Like his fellow 22-year-old Spieth, Manassero should be fearless on the greens but the focus on length has led to his putting stats declining. His average of 30.8 putts per round last season saw him down in 203rd on that particular league table. In 2013, the year of his biggest triumph at Wentworth, he was 21st with 29.1 putts per round. In this game of small margins, the knock-on effects can be huge.

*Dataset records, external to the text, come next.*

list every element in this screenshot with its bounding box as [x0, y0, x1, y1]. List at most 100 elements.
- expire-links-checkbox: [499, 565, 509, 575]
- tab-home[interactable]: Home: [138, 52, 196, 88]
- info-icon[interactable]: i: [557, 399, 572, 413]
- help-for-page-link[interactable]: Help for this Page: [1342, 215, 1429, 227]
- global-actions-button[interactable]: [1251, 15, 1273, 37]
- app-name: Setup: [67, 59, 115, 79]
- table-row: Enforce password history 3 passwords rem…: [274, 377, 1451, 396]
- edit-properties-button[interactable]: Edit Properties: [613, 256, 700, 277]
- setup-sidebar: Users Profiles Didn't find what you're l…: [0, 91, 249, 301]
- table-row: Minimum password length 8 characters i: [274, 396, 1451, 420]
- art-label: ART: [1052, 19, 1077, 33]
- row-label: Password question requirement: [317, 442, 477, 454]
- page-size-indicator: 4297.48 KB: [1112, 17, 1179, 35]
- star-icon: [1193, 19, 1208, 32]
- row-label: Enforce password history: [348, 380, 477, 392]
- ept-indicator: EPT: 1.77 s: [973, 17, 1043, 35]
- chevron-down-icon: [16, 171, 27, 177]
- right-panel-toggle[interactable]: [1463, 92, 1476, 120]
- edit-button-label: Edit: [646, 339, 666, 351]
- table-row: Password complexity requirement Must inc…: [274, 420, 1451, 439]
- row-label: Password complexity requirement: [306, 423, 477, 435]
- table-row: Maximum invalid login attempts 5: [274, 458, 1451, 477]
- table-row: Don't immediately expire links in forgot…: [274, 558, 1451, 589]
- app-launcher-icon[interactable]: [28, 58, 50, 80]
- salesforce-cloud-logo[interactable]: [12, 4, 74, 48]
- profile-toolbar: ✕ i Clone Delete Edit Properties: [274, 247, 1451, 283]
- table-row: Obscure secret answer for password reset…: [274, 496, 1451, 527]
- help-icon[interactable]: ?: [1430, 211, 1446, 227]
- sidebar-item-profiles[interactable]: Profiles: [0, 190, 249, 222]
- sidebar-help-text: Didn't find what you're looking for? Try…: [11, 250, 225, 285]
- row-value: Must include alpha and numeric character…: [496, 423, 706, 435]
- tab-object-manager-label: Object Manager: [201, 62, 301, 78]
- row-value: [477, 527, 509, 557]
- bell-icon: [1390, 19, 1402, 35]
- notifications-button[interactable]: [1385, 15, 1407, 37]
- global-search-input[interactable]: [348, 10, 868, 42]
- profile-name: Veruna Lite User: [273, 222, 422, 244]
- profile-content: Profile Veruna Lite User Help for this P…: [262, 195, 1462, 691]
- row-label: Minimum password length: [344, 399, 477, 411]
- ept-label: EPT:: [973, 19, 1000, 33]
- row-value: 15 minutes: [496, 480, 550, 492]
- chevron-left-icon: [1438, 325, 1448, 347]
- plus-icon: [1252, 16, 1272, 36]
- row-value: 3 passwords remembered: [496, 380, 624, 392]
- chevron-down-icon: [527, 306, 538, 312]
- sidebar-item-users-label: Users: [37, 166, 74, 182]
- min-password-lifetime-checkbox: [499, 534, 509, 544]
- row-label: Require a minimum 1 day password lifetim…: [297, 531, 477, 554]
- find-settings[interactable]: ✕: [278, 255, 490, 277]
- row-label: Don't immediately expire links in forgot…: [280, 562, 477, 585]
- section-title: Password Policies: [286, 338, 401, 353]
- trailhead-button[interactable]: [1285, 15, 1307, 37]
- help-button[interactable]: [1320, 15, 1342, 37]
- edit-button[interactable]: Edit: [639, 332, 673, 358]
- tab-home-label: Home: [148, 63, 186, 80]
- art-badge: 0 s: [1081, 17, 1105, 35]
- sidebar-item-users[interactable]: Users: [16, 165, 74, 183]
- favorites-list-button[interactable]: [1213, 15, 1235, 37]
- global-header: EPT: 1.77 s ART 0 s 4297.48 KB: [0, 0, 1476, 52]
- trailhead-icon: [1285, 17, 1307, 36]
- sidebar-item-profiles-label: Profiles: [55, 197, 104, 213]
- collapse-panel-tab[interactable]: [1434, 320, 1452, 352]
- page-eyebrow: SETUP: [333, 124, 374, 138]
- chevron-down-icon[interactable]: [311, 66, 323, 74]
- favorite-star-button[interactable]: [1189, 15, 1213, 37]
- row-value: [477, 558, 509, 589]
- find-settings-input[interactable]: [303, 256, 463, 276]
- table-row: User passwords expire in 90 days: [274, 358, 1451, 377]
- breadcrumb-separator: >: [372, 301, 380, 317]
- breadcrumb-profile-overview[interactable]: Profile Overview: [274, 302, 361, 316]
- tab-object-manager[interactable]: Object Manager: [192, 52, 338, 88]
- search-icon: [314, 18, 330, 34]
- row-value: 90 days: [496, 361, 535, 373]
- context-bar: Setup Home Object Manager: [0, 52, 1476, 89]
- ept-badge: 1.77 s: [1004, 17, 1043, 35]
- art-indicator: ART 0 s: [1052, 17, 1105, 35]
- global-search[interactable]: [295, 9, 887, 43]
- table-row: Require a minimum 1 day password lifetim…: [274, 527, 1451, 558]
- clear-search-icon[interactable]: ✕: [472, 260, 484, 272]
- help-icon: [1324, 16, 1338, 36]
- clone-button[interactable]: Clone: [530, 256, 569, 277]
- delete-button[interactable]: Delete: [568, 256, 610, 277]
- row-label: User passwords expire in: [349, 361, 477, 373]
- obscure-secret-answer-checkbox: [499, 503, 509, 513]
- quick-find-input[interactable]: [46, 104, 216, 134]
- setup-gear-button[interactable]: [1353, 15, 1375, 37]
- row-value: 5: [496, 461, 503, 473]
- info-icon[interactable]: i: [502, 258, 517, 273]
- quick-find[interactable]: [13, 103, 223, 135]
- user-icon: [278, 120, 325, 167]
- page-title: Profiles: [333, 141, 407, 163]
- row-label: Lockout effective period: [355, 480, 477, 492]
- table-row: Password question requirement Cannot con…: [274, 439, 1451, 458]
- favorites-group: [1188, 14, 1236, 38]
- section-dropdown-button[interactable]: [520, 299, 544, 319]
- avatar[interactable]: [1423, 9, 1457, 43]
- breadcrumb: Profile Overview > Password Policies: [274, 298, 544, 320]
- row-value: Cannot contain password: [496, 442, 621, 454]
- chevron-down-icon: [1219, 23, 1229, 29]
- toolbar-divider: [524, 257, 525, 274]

Given his tender years, and his abundant talents, Manassero has plenty of time on his side and a Ryder Cup in his home country of Italy in 2022 will fuel those desires to get back into the upper echelons again. In this unforgiving, fickle game of rapidly rising stars, though, it doesn’t take long to become a forgotten man.

AND ANOTHER THING

In a global game of increasing strength at all levels, Connor Syme’s terrific win in the Australian Amateur Championship deserves considerable praise. There’s no rush for him to turn pro, of course, but events on the main European Tour continued to be eye opening. Haydn Porteous won the Joburg Open, just a week after Brandon Stone won the BMW SA Open. Both South African youngsters were playing against – and losing to – some of Scotland’s leading amateurs not so long ago while Sunday’s Joburg runner-up, Zander Lombard, was beaten by Blairgowrie’s Bradley Neil in the final of the Amateur Championship in 2014. Since turning pro in June last year, Neil has made just one cut in 12 European Tour and Challenge Tour events and, like many Scots before him, has toiled with the transition. The boys from the Rainbow Nation, meanwhile, are finding the pots of gold.